About a week ago, I spent a few hours at my local Chevy dealer buying out the lease on my 2018 Bolt, with brand new LG batteries—the old ones were recalled because they risked bursting into flames.
While working on the paperwork in the eerily quiet dealership, the salesman told me there were cars that had been sitting in the service department for weeks waiting for the arrival of parts—computer chips, in particular. He said sales at the dealership had dropped by about 90% from prepandemic levels, and most of the sales staff had been laid off. It’s all because they have almost no inventory. By now, you likely know the cause of the inventory shortage—auto makers can’t make cars if they don’t have chips. Cars used to be cars. Now cars are computers.
Some automotive experts have suggested the problem is easing. On an earnings call with analysts this month, General Motors (ticker: GM) CEO Mary Barra said the company—which makes the Bolt—is seeing the chip situation improve. “By the time we get to [the] third and fourth quarter, we’re going to be really starting to see the semiconductor constraints diminish,” she said.
I’m skeptical. The chip shortage is complicated, and companies with capital to throw around can push their way to the front of the line. And the issues are more severe for some parts than others. So maybe GM has this figured out, and empty Chevy dealer lots will soon be filled with shiny new Bolts and Silverados. But Barra’s optimism runs counter to other data points suggesting the chip supply issue will be here for a long time.
I got a grim reading on the topic this past week from GlobalFoundries (GFS) CFO David Reeder. GlobalFoundries fills a particular niche in the semiconductor supply chain. Like Taiwan Semiconductor Manufacturing (TSM), GlobalFoundries makes chips for others. But while Taiwan Semiconductor dominates the market for cutting-edge chips, GlobalFoundries specializes in a less sexy part of the business, focused on cheaper parts like microcontrollers, power amplifiers, and other items. They’re found in cars, phones, PCs, toys, and power tools, among other things. Demand is off the charts, but Reeder says the industry isn’t adding enough capacity to meet the growing need.
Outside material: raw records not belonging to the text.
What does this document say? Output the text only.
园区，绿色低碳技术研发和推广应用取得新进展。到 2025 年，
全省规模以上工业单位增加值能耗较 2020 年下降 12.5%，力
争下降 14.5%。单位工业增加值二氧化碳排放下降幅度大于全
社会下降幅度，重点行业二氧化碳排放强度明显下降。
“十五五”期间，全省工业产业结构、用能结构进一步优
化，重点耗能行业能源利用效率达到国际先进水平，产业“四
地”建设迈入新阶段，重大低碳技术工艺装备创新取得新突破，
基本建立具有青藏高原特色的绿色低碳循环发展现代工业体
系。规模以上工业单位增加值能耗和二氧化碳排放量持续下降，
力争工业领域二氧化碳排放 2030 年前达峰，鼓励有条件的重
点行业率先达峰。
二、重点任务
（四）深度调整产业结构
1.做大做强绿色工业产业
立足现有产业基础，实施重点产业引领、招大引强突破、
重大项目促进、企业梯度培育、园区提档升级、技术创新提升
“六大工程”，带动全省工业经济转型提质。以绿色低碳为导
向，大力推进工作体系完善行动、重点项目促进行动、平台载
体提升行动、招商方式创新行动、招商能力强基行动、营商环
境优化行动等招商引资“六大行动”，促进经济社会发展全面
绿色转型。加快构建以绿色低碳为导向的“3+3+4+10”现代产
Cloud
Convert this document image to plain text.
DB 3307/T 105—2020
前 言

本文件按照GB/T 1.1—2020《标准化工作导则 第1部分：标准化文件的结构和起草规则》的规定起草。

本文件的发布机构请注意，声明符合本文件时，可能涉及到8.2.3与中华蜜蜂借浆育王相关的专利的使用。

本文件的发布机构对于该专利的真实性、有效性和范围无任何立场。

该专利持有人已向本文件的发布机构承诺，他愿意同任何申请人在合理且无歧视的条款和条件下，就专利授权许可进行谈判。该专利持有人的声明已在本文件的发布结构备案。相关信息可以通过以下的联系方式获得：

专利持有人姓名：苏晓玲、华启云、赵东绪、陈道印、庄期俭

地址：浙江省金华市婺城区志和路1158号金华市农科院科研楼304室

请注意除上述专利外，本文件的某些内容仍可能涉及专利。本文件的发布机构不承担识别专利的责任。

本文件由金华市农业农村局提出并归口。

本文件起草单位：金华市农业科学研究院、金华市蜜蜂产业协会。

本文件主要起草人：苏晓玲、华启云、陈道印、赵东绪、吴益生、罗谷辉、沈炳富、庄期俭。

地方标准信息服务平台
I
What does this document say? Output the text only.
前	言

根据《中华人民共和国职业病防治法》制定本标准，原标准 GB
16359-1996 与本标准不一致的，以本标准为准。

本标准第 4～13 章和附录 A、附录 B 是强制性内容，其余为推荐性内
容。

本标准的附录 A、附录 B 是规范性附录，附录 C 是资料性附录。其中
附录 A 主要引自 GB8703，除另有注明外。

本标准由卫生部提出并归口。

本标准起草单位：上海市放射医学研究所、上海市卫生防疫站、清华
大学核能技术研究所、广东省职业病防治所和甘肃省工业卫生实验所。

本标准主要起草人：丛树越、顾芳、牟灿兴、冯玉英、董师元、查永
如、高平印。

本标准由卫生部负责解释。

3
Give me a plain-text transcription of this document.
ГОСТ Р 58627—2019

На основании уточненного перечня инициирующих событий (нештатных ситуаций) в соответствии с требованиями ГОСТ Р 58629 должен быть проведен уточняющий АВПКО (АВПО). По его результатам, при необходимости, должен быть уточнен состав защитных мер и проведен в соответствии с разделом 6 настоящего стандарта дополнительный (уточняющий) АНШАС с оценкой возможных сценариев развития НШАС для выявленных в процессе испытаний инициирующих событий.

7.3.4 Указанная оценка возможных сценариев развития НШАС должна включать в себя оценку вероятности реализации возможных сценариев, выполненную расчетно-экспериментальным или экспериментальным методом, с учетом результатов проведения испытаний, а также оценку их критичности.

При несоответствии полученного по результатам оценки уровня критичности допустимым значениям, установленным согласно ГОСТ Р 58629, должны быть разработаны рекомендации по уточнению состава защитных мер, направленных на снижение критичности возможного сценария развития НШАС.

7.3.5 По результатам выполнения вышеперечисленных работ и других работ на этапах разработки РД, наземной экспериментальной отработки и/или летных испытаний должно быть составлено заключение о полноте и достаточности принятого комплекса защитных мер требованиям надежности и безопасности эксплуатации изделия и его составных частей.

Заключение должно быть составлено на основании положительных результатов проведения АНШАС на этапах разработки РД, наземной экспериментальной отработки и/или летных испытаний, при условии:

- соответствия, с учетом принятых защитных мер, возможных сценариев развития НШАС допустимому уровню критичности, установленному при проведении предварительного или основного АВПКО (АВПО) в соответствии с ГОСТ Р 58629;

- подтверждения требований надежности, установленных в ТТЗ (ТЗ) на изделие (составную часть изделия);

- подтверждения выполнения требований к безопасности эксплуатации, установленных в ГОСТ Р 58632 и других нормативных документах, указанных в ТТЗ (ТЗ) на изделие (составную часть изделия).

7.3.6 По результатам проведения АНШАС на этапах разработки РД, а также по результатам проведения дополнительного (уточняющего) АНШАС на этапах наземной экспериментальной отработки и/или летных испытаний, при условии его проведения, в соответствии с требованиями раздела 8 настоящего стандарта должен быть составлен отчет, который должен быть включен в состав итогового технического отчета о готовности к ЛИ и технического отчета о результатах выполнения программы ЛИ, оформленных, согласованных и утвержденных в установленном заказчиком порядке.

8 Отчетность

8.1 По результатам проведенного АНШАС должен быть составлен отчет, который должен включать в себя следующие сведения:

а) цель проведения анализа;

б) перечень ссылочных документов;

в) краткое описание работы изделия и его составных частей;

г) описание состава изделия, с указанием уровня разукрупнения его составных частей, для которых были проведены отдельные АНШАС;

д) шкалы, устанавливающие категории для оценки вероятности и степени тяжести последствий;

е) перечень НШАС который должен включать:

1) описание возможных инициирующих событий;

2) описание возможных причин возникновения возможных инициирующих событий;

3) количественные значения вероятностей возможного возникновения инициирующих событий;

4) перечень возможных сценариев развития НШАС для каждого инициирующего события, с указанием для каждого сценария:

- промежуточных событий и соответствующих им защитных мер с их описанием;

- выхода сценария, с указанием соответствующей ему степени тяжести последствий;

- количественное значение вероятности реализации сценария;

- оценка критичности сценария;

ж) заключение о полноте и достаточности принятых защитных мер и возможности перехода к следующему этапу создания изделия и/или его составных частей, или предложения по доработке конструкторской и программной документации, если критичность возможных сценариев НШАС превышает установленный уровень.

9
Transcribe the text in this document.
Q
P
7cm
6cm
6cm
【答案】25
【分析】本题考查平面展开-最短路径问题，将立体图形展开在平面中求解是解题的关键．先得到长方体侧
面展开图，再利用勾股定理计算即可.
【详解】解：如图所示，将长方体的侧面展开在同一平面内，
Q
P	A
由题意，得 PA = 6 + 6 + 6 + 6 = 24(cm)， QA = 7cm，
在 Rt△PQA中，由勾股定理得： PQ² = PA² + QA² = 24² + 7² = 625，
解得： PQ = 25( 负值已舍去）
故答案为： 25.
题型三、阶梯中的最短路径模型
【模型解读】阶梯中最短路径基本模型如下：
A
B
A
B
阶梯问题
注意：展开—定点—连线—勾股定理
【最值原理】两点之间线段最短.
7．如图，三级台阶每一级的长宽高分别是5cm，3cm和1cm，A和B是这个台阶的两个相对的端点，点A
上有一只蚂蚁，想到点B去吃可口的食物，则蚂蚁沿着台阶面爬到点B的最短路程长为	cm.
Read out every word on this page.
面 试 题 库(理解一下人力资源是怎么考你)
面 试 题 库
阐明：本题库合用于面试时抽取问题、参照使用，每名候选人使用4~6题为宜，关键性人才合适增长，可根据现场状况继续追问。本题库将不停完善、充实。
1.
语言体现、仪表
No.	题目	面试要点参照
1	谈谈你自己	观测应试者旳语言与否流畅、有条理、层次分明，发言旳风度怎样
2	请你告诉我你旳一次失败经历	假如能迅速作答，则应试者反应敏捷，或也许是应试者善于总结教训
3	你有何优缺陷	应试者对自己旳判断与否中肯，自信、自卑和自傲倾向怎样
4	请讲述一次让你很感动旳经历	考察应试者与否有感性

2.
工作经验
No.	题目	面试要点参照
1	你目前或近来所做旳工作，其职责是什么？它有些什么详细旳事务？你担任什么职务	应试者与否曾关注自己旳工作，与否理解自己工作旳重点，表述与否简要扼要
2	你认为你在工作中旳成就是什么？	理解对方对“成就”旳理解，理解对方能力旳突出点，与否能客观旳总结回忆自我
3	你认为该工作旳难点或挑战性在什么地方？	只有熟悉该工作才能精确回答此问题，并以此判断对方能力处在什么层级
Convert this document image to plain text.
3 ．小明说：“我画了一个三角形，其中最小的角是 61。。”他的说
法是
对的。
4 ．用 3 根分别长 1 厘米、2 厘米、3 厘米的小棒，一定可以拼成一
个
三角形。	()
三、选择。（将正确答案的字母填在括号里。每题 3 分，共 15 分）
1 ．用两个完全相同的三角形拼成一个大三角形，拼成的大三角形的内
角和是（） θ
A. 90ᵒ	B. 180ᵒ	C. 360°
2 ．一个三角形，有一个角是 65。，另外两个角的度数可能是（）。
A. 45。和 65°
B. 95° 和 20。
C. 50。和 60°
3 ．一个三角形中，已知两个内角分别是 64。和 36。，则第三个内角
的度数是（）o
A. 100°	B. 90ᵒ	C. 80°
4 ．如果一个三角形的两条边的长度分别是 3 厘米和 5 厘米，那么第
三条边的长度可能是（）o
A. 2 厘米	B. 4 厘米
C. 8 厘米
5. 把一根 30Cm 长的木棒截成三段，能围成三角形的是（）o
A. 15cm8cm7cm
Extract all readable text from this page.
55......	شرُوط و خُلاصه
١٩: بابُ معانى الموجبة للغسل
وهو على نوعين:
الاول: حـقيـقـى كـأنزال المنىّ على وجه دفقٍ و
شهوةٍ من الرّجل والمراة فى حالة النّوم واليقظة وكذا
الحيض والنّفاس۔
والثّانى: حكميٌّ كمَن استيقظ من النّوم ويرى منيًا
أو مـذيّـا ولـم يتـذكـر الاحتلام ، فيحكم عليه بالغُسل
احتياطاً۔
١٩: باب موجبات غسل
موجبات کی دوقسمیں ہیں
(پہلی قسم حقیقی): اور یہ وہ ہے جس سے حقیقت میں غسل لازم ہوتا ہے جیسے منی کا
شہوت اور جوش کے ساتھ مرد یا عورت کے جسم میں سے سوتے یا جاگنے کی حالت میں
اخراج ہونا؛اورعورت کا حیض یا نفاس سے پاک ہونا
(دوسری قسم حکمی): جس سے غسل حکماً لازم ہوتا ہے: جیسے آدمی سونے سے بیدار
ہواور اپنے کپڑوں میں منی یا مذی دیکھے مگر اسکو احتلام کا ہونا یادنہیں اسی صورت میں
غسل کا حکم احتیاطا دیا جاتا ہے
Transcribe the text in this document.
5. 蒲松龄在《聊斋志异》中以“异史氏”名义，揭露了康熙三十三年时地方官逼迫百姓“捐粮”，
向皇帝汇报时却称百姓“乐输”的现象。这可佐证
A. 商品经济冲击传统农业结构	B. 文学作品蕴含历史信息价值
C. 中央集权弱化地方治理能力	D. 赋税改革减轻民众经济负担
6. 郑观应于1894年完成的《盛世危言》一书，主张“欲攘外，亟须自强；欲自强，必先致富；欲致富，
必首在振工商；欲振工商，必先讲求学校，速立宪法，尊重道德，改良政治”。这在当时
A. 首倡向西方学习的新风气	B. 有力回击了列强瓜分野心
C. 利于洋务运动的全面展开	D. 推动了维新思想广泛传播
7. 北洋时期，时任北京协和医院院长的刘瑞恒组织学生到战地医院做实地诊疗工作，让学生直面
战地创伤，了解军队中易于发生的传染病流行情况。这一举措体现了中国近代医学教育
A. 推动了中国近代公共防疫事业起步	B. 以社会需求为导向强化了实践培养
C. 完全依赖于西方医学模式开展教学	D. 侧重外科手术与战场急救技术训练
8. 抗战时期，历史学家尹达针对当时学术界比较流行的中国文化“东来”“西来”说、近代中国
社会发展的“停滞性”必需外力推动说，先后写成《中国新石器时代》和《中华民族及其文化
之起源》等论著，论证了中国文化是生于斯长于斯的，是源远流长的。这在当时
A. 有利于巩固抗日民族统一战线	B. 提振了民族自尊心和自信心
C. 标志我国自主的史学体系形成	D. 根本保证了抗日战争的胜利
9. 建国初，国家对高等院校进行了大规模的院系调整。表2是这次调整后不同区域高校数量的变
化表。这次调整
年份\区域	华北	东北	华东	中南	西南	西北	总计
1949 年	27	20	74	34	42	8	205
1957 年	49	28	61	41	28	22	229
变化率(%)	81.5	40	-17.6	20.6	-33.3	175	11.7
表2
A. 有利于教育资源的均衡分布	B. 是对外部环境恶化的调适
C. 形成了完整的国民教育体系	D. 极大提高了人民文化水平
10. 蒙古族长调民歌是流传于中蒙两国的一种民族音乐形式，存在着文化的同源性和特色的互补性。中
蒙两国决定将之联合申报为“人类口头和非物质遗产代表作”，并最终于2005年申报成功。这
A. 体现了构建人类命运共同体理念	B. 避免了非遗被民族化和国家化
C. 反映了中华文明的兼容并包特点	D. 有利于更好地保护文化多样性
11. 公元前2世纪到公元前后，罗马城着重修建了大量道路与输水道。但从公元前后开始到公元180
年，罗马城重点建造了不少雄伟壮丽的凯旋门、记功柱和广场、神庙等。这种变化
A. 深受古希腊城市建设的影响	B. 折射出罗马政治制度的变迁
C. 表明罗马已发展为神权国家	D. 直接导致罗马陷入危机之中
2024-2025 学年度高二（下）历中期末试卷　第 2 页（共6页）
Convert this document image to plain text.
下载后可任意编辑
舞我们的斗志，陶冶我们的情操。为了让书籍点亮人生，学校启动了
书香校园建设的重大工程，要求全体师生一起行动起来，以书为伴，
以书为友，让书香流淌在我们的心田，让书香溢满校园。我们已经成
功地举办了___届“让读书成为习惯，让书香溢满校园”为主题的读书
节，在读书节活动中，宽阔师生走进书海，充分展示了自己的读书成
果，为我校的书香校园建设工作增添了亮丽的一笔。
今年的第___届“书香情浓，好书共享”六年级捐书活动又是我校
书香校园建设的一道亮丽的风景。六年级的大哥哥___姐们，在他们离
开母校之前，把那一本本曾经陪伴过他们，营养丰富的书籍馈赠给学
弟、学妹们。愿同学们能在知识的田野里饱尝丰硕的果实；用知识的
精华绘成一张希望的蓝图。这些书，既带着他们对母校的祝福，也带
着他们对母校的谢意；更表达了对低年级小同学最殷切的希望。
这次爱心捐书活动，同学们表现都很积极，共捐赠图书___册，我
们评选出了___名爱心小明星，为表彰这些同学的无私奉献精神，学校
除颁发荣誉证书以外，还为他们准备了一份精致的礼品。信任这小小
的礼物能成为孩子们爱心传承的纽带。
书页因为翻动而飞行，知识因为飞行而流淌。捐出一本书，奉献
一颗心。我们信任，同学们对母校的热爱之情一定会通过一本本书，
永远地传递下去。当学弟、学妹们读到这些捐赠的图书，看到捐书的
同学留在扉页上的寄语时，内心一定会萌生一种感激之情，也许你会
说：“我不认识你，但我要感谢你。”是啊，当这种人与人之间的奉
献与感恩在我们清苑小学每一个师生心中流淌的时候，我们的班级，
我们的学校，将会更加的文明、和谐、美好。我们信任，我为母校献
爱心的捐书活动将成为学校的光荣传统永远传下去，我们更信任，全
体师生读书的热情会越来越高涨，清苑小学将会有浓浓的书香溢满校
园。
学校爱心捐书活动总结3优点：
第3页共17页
He estimates that demand is growing at about 8%. But he says that if you add up all of the known projects for expanded capacity, you only get 4% growth. And he points out that 1.5 percentage points of that is coming from new fabs in China. If you want to meet U.S. chip needs with domestic sourcing, the need is even higher. So either the industry picks up the pace on new factories, or we’re going to be hurting for parts for a while.
You could theorize that demand ebbs. Maybe you think PC demand is heading back to pre-Covid levels (I don’t), that the world is saturated with smartphones (doubt it), or that we’re all going to grow tired of cars jammed with electronics (even less likely).
Hassane El-Khoury, CEO of automotive chip specialist ON Semiconductor (ON), told investors on his company’s earnings call this past week that the supply-demand imbalance in the chip sector will persist through 2022 and continue into 2023. Meanwhile, Toyota Motor (TM) recently cut its vehicle production forecast for 2022 by 500,000 units, citing both uncertainty related to Covid-19 and the ongoing chip shortage.
The bottom line? The case for owning chip fab stocks, including GlobalFoundries and Taiwan Semiconductor, is very compelling.
With supplies so tight, the system is particularly vulnerable to unexpected shocks. Last week, a joint memory-making venture between Western Digital (WDC) and Japan’s Kioxia said that contaminated production was curbing output at two flash memory factories. Wall Street analysts estimate it could reduce global supply of those critical components by about 10% in the March quarter.
Spot prices for flash memory jumped on the news, and so did the shares of Western Digital rival Micron Technology (MU). Micron is really the market’s only pure play bet on memory, chips that go into absolutely everything—and they own their own fabs. I’d own Micron, too.
In related chip news this past week, Nvidia’s (NVDA) deal to buy the microprocessor design house Arm from SoftBank Group (SFTBY) officially died in the face of extreme regulatory pressure. SoftBank now plans to take Arm public at some point in the next 12 months—and the result could be a badly needed windfall for the struggling Japanese holding company.
SoftBank bought Arm for $32 billion in 2016; Nvidia had agreed to pay $40 billion in cash and stock, although the value of the deal inflated to around $80 billion at one point as Nvidia’s shares rallied throughout 2021. As SoftBank CEO Masayoshi Son noted in reporting earnings this past week, Arm has long dominated the market for designs used in mobile phone microprocessors and has been making inroads into other large markets, including chips for cloud-based servers and autonomous cars.
New Street Research analyst Pierre Ferragu recently estimated that Arm could go public at a valuation of $45 billion, and he thinks the company could eventually be worth $60 billion.
You can’t buy Arm shares just yet, but SoftBank gives you a way in. SoftBank shares are down more than 50% from their peak, and the company is aggressively buying back stock. And now SoftBank is one of the cheapest ways to play the relentless demand for chips.